How Does Scripture Illustrate Determination In Expending Whatever Energy Is Necessary?"Oh my father, my father, You were the strength of Israel." Little did the king realize the importance of what was to happen next. The prophet told him to get a bow and some arrows. After the king took them, the prophet placed his hands over them, adding to his strength to pull back the arrow. He pointed at the open window and said to the king, "Strike!" They carefully Pulled back the shaft string and shot the arrow. Fervently the prophet proclaimed, "This is the arrow of the Lord's deliverance from your enemy." Hope filled the king's heart. Here was promise that deliverance was possible from the bitter oppression that he and his people suffered at the hand of their enemy. But then the prophet gave one more instruction. He told the king to strike the ground with more arrows. Earnestly the prophet watched as the king took his bow and arrow. One arrow hit the ground - then a second and a third. He stopped and straightened himself. A great emotion of disappointment and rebuke swept over the prophet. He spoke angrily to King Jehoash. "You should have shot the ground at least five or six times. The you would have overcome your enemies until they were consumed. But now you will only have three victories over them." God exposed the king's lack of true determination through the simple instruction of the dying prophet. The incident revealed the kind of determination that is required to conquer enemies. We often fail in a task because it requires more energy than we were expecting to give. In order to accomplish a task, we must determine to expend whatever energy is necessary to complete the project. (From 2 Kings 13:14-25)
Did Jehoash Seek God's Power or Elisha's Miracles?When Elisha died, Jehoash wept over the loss of a man he considered to be his personal magician, not his godly counselor. Although Jehoash respected the power he saw in the life of the prophet, he did not obey nor love the God whom the prophet served (cf. John 14:21). It seems that he viewed Elisha as a great seer with a mysterious ability to reveal his enemies' war plans or cast spells to cause their defeat. The source of his power to perform such acts was not a concern to Jehoash.
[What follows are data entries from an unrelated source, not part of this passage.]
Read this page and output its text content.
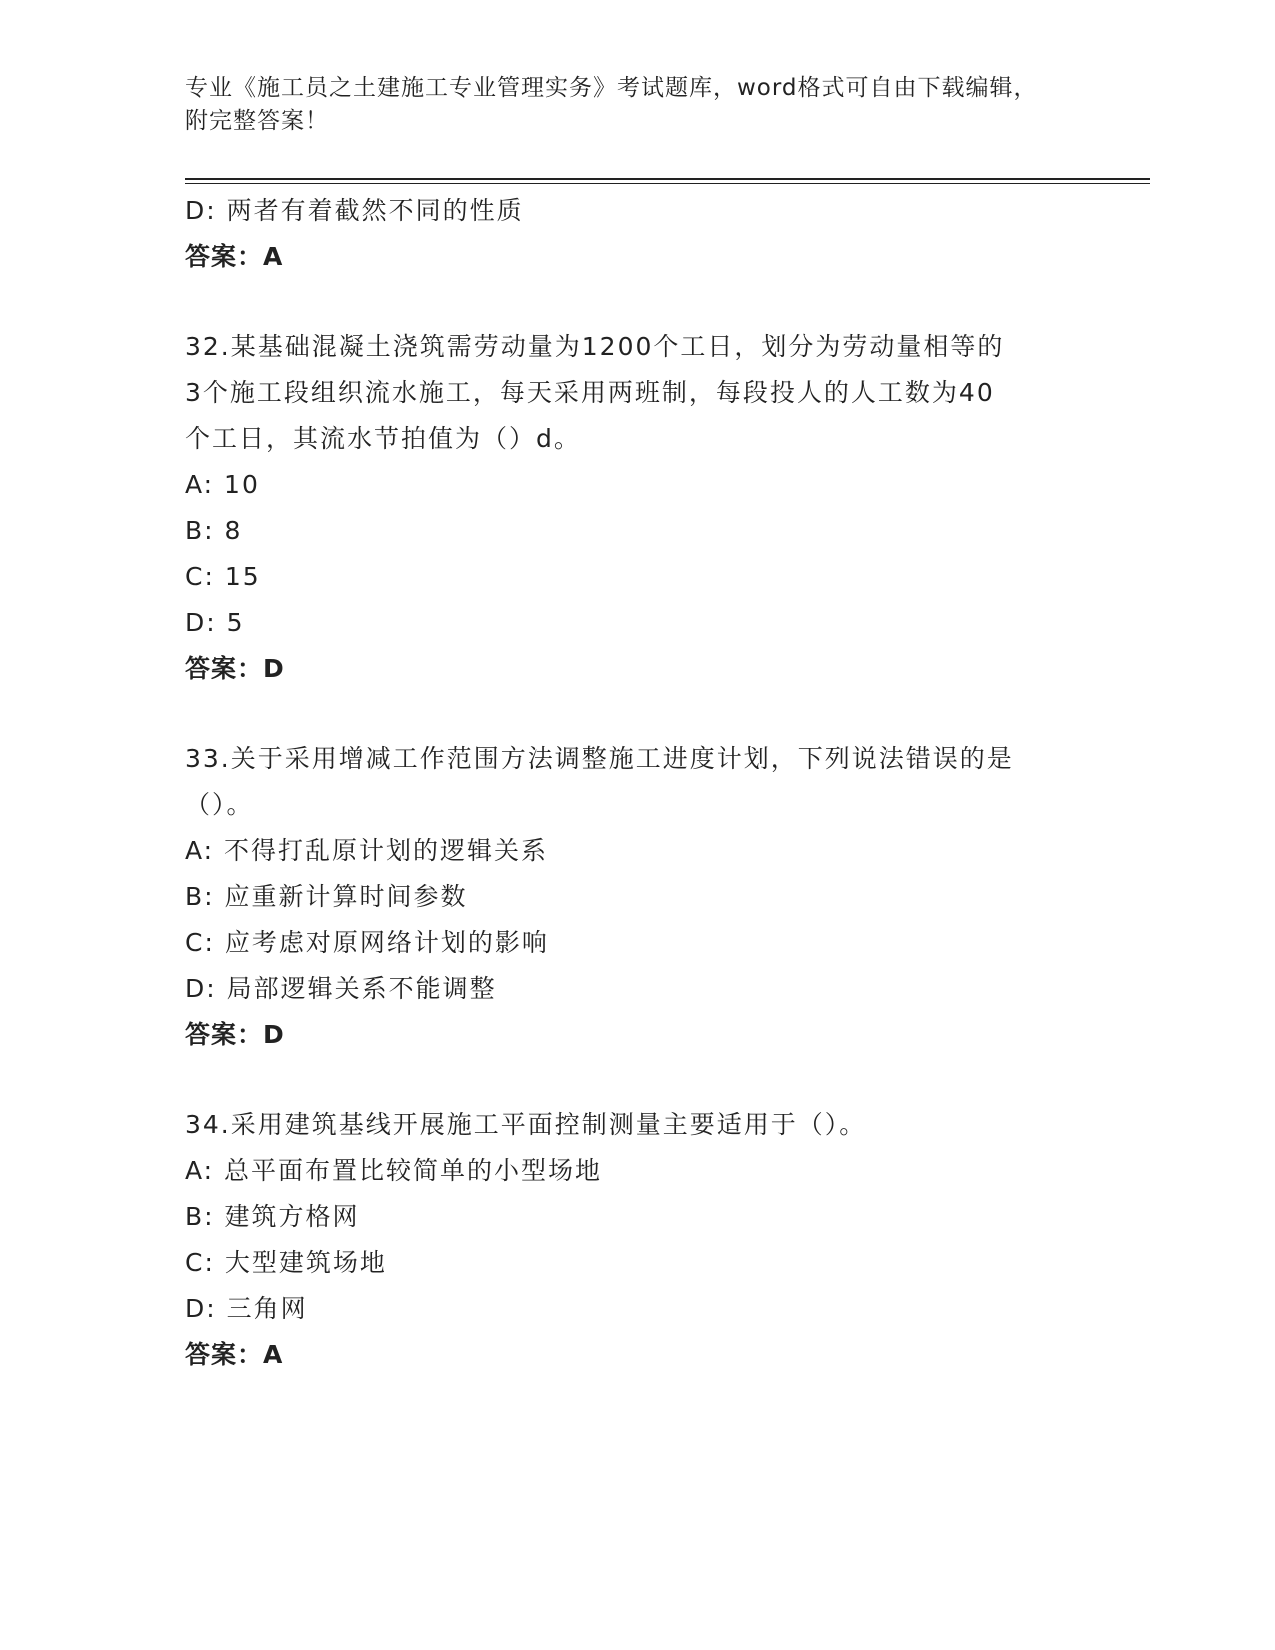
专业《施工员之土建施工专业管理实务》考试题库，word格式可自由下载编辑，
附完整答案！
D: 两者有着截然不同的性质
答案：A
32.某基础混凝土浇筑需劳动量为1200个工日，划分为劳动量相等的
3个施工段组织流水施工，每天采用两班制，每段投人的人工数为40
个工日，其流水节拍值为（）d。
A: 10
B: 8
C: 15
D: 5
答案：D
33.关于采用增减工作范围方法调整施工进度计划，下列说法错误的是
（）。
A: 不得打乱原计划的逻辑关系
B: 应重新计算时间参数
C: 应考虑对原网络计划的影响
D: 局部逻辑关系不能调整
答案：D
34.采用建筑基线开展施工平面控制测量主要适用于（）。
A: 总平面布置比较简单的小型场地
B: 建筑方格网
C: 大型建筑场地
D: 三角网
答案：A
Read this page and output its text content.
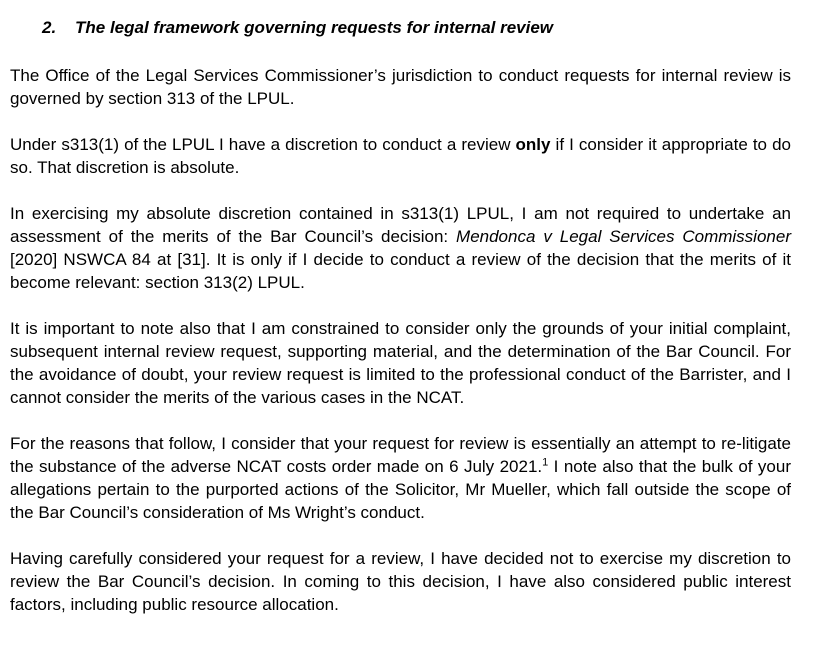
2. The legal framework governing requests for internal review

The Office of the Legal Services Commissioner’s jurisdiction to conduct requests for internal review is governed by section 313 of the LPUL.

Under s313(1) of the LPUL I have a discretion to conduct a review only if I consider it appropriate to do so. That discretion is absolute.

In exercising my absolute discretion contained in s313(1) LPUL, I am not required to undertake an assessment of the merits of the Bar Council’s decision: Mendonca v Legal Services Commissioner [2020] NSWCA 84 at [31]. It is only if I decide to conduct a review of the decision that the merits of it become relevant: section 313(2) LPUL.

It is important to note also that I am constrained to consider only the grounds of your initial complaint, subsequent internal review request, supporting material, and the determination of the Bar Council. For the avoidance of doubt, your review request is limited to the professional conduct of the Barrister, and I cannot consider the merits of the various cases in the NCAT.

For the reasons that follow, I consider that your request for review is essentially an attempt to re-litigate the substance of the adverse NCAT costs order made on 6 July 2021.$^1$ I note also that the bulk of your allegations pertain to the purported actions of the Solicitor, Mr Mueller, which fall outside the scope of the Bar Council’s consideration of Ms Wright’s conduct.

Having carefully considered your request for a review, I have decided not to exercise my discretion to review the Bar Council’s decision. In coming to this decision, I have also considered public interest factors, including public resource allocation.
Why Did Jehoash Stop After Shooting Only Three Arrows?Jehoash did not have the spiritual discernment to understand the real significance of what Elisha was asking him to do. As was characteristic of his life, Jehoash performed only the bare minimum in fulfilling the commands of God. His haphazard attempt to satisfy the Law of God in the worship of golden calves is similar to his half-hearted effort to obey Elisha's commands. When Elisha plainly told Jehoash that the arrow they shot together signified "the arrow of deliverance from Syria," it should have been evident that there was military significance in shooting the other arrows (2 Kings 13:17-18).
What Was The Real Reason For Elisha's Anger Toward Jehoash?When Jehoash revealed a lack of concern and determination in ridding the nation of its physical enemies, he indicated a lack of concern and determination in ridding the nation of its spiritual enemies. We read that, "He did that which was evil in the sight of the Lord; he departed not from all the sins of Jeroboam, the son of Nebat, who made Israel to sin, but he walked in them." (2 Kings 13:11). The chief sin of Jeroboam was his use of golden calves to prevent the people from leaving to worship God at the temple in Jerusalem as commanded in the Mosaic Law (1 Kings 12:28; Deuteronomy 12:5). Jehoash's irreverence for the Lord was climaxed when he looted all the gold, silver and vessels that were found in the house of God in Jerusalem (2 Chronicles 25:24). A final commentary on his failure came when rather than destroying the idolatrous alters which Jeroboam established, he named his eldest son in honor of him (2 Kings 14:16).
How Does The Salmon Illustrate Determination In Expending Whatever Energy Is Necessary?In a determined effort to return to its spawning grounds upstream, the king salmon encounters overwhelming obstacles. A strong urge which compels the mighty fish to return is instilled at birth and serves as a driving force throughout its life. Equipped with a highly developed sense of smell, the salmon is indelibly impressed with the unique scent of its spawning grounds. Now triggered by instinct, the great fish leisurely begins moving upstream from the ocean waters in which it spends its adult life. The scent of its destination is the compass which unerringly directs the fish back to the place of its birth. Moving downstream was relatively simple. Going upstream involves not only rushing rapids and waterfalls but also the risk of failing to distinguish the guiding scent and so swimming down the wrong tributary - requiring an exhausting and time consuming backtrack. As the days pass and the salmon progresses upriver, it gradually increases its speed until it is traveling at the rate of twenty-five miles a day. Even at this speed, many days pass before reaching its destination, perhaps hundreds of miles away. After an absence of four years, the salmon actually locates the exact area of gravel in the riverbed where it was hatched, During its long journey it performs unbelievable feats of determination, overcoming obstacles that seem physically impossible, leaping fifteen feet up the side of a waterfall and then, with skillful flops of its powerful tail, pushing itself over the top. Often many attempts must be made before clearing these formidable barriers. But the fact that the salmon is willing to expend whatever energy is necessary to achieve its goal distinguishes it as a magnificent example of determination.